Peripheral vascular resistance (in the skeletal muscle groups of the upper and lower extremities) was reduced by using a combination of different kneading techniques specially designed for this purpose. In the final stage of the session, post-isometric muscular relaxation of the cervical musculature was applied. In cases of prolonged accumulation of pathological tonus in muscles, muscle fibers could be constricted creating an energetic imbalance inside the muscle. Any movement overloads the constricted part of the muscle, meaning that the more exercise is performed, the more pathology is accumulated. At the time of isometric tension (30 seconds), muscles will stretch instead of shortening, helping balance the tone of muscles. After the 30 seconds, post-isometric stretching is performed, which additionally contributes to this balancing.
Results and Discussion
It’s important to remember that this pilot study was conducted to determine if more scientifically organized, double-blinded studies should be designed. Thus, results were not statistically examined due to the small group of subjects and are to be treated anecdotally. However, these results are important in that they open the door for discussion within the profession and give massage practitioners important information to discuss with other health practitioners.

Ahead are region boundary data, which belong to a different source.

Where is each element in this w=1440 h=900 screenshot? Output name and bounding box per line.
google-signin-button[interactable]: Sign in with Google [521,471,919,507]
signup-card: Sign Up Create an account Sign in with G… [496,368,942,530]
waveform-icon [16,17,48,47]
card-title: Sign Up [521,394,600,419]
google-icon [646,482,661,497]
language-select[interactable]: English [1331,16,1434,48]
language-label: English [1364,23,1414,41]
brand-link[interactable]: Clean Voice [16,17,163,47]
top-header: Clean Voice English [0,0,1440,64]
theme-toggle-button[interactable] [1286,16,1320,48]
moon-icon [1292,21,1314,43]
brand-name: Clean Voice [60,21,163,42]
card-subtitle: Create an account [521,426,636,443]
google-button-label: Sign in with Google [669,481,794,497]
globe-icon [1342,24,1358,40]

At the end of the course of treatments, all subjects reported the disappearance of their somatic complaints. Objectively, it was also evident, upon palpatory examination, that I have eliminated abnormal changes within reflex zones in the skin, fascia, skeletal muscles and periosteum. As originally expected, the elimination of somatic abnormalities was accompanied by normalization of blood pressure and restoration of proper hemodynamics in all participants.